A pediatric attending recently provided a great way to respond to the anti-vaccine folks, as she responded to an ad claiming a link between rates of vaccination and
and rates of autism:
Just because 2 rates have risen in the same 25 year span does not mean that either causes the other. It also doesn’t imply directionality – so one could
actually argue that we give more vaccines because rates of autism are rising, if you’re going to argue by this groundless line of reasoning. Please note that
there are MANY other exposures that impact children that have had equally large rises in the last 25 years:
1. Mention of sex on TV
2. Computer screen exposure
3. Mean environmental temperature
4. Number of both contraceptive and fertility methods used by parents
5. Celebrity DUIs
6. Airbrushing techniques in ads
7. Obesity rates
8. Number of websites on the internet
9. Decrease in funding for PE, music, and extracurriculars in schools
10. Decrease in legwarmers sold per capita
There are many intelligent people really trying to learn the cause of autism as well as mechanisms of preventing this devastating disease, and there have been some
promising developments. We don’t know the cause yet – that may be hard, but it is true, and also true of many phenomenon and diseases that we encounter.
It is so important not to hamper these efforts by forcing their focus only in one area. We have to trust in the process of true, grounded,inquiry – making a
hypothesis based on some substantive reasoning, and then working hard to test that hypothesis, and if one line of inquiry does not pan out, moving on to other
possibilities. Please don’t fall prey to this line of reasoning.

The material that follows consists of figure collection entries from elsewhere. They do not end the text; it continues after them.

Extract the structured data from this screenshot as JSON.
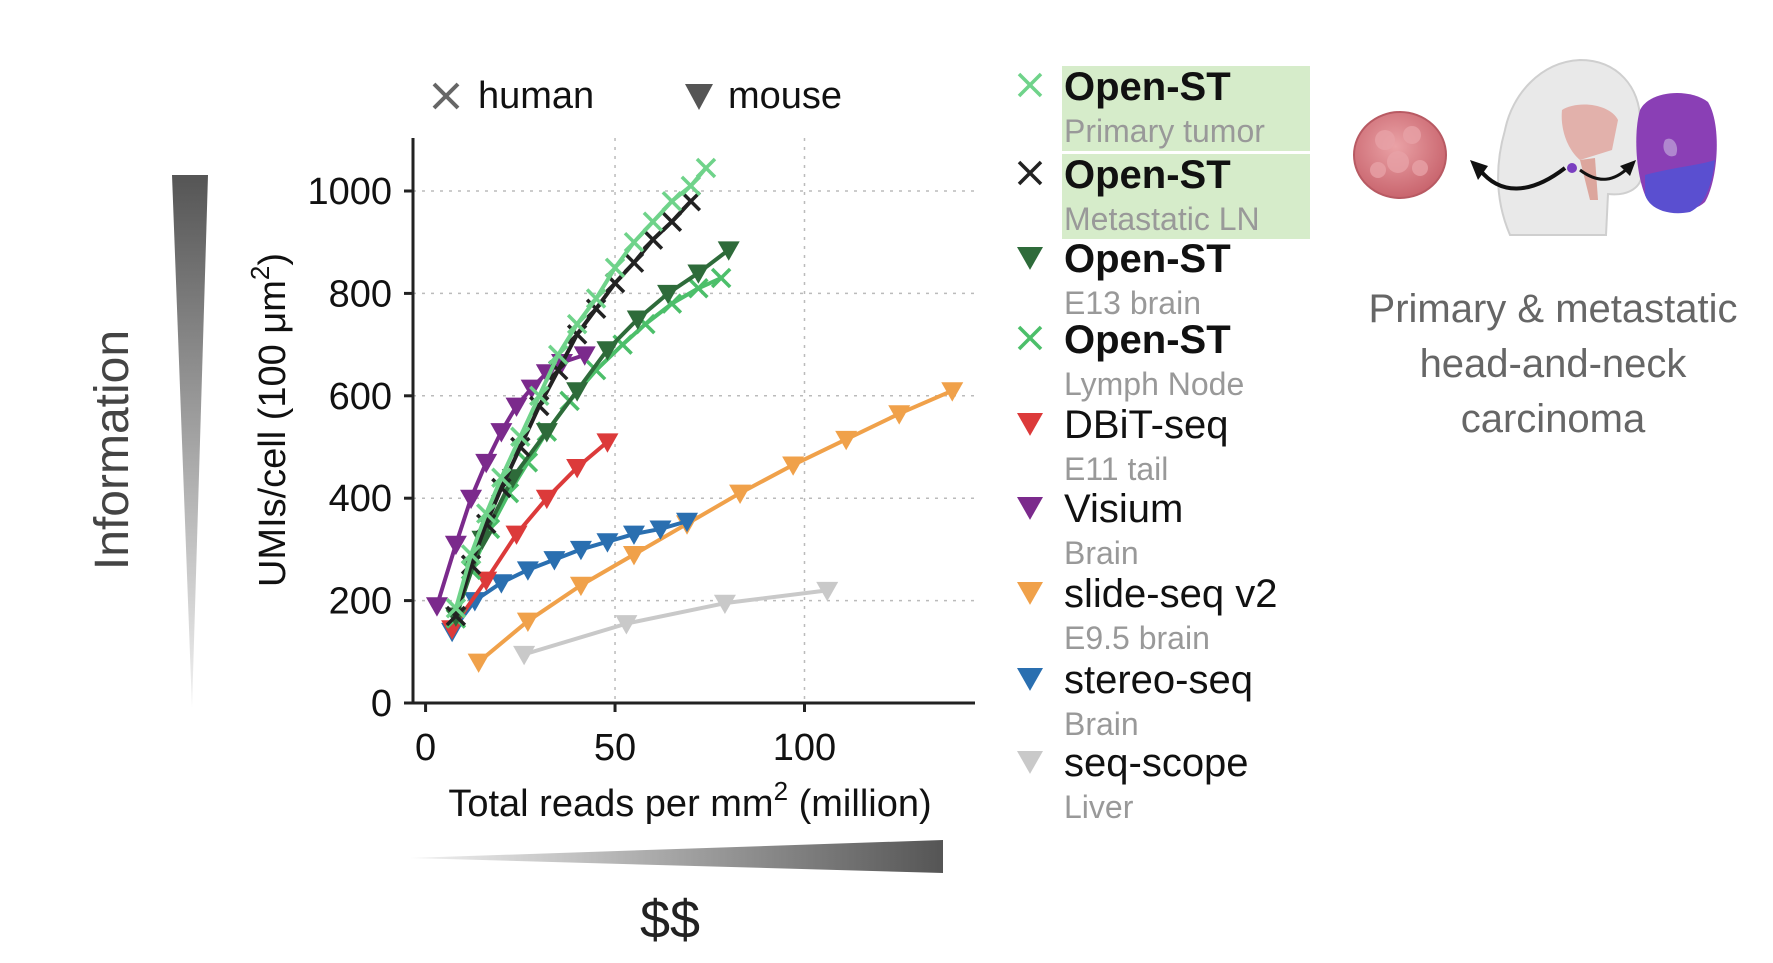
{
  "side_labels": {
    "information": "Information",
    "cost": "$$"
  },
  "marker_key": {
    "human": "human",
    "mouse": "mouse"
  },
  "inset": {
    "caption_lines": [
      "Primary & metastatic",
      "head-and-neck",
      "carcinoma"
    ],
    "colors": {
      "tumor": "#d9848a",
      "node_purple": "#8a3fb5",
      "node_blue": "#5a4fd0",
      "head": "#e9e9e9"
    }
  },
  "chart_data": {
    "type": "line",
    "xlabel": "Total reads per mm",
    "xlabel_sup": "2",
    "xlabel_suffix": " (million)",
    "ylabel": "UMIs/cell (100 μm",
    "ylabel_sup": "2",
    "ylabel_suffix": ")",
    "xlim": [
      -2,
      145
    ],
    "ylim": [
      0,
      1000
    ],
    "xticks": [
      0,
      50,
      100
    ],
    "yticks": [
      0,
      200,
      400,
      600,
      800,
      1000
    ],
    "grid": true,
    "legend_position": "right",
    "series": [
      {
        "name": "Open-ST",
        "subtitle": "Primary tumor",
        "marker": "x",
        "color": "#6fd38a",
        "bold": true,
        "highlight": true,
        "x": [
          8,
          12,
          16,
          20,
          25,
          30,
          35,
          40,
          45,
          50,
          55,
          60,
          65,
          70,
          74
        ],
        "y": [
          185,
          290,
          370,
          440,
          520,
          600,
          680,
          740,
          790,
          850,
          900,
          940,
          980,
          1010,
          1045
        ]
      },
      {
        "name": "Open-ST",
        "subtitle": "Metastatic LN",
        "marker": "x",
        "color": "#222222",
        "bold": true,
        "highlight": true,
        "x": [
          8,
          12,
          16,
          20,
          25,
          30,
          35,
          40,
          45,
          50,
          55,
          60,
          65,
          70
        ],
        "y": [
          170,
          270,
          350,
          420,
          500,
          580,
          650,
          720,
          770,
          820,
          860,
          905,
          940,
          980
        ]
      },
      {
        "name": "Open-ST",
        "subtitle": "E13 brain",
        "marker": "tri",
        "color": "#2e6b3a",
        "bold": true,
        "highlight": false,
        "x": [
          8,
          15,
          23,
          32,
          40,
          48,
          56,
          64,
          72,
          80
        ],
        "y": [
          170,
          320,
          440,
          530,
          610,
          690,
          750,
          800,
          840,
          885
        ]
      },
      {
        "name": "Open-ST",
        "subtitle": "Lymph Node",
        "marker": "x",
        "color": "#4cbf6a",
        "bold": true,
        "highlight": false,
        "x": [
          8,
          12,
          17,
          22,
          27,
          32,
          38,
          45,
          52,
          58,
          65,
          72,
          78
        ],
        "y": [
          165,
          260,
          340,
          410,
          470,
          530,
          590,
          650,
          700,
          740,
          780,
          810,
          830
        ]
      },
      {
        "name": "DBiT-seq",
        "subtitle": "E11 tail",
        "marker": "tri",
        "color": "#dc3a3a",
        "bold": false,
        "highlight": false,
        "x": [
          7,
          16,
          24,
          32,
          40,
          48
        ],
        "y": [
          145,
          240,
          330,
          400,
          460,
          510
        ]
      },
      {
        "name": "Visium",
        "subtitle": "Brain",
        "marker": "tri",
        "color": "#7b2a8c",
        "bold": false,
        "highlight": false,
        "x": [
          3,
          8,
          12,
          16,
          20,
          24,
          28,
          32,
          36,
          42
        ],
        "y": [
          190,
          310,
          400,
          470,
          530,
          580,
          615,
          645,
          665,
          680
        ]
      },
      {
        "name": "slide-seq v2",
        "subtitle": "E9.5 brain",
        "marker": "tri",
        "color": "#f0a14a",
        "bold": false,
        "highlight": false,
        "x": [
          14,
          27,
          41,
          55,
          69,
          83,
          97,
          111,
          125,
          139
        ],
        "y": [
          80,
          160,
          230,
          290,
          350,
          410,
          465,
          515,
          565,
          610
        ]
      },
      {
        "name": "stereo-seq",
        "subtitle": "Brain",
        "marker": "tri",
        "color": "#2a6fb0",
        "bold": false,
        "highlight": false,
        "x": [
          7,
          13,
          20,
          27,
          34,
          41,
          48,
          55,
          62,
          69
        ],
        "y": [
          140,
          200,
          235,
          260,
          280,
          300,
          315,
          330,
          340,
          355
        ]
      },
      {
        "name": "seq-scope",
        "subtitle": "Liver",
        "marker": "tri",
        "color": "#c9c9c9",
        "bold": false,
        "highlight": false,
        "x": [
          26,
          53,
          79,
          106
        ],
        "y": [
          95,
          155,
          195,
          220
        ]
      }
    ]
  }
}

I like the way she makes the point that by focusing on vaccines — something that science has really done its best to rule-out with
multiple
good studies — it’s preventing research and funding from going toward finding out the
true
cause of the rise of autism.
At the same time that the anti-vaccine crusaders focus all their might on vaccines, they ignore the reasons that we have vaccines in the first place. They have not
seen (and neither have I) the scourge of widespread polio, measles, congenital rubella, or even neonatal meningitis that used to kill or maim tens of thousands of
American children. Diseases that still take the lives of children in the third world — that mothers in the third world would give anything to be free of —
now make a comeback because of misguided care and misguided suspicion.
The whole thing reminds me of the increased rates of HIV in the gay population, as my generation doesn’t see friends dying left and right of AIDS anymore.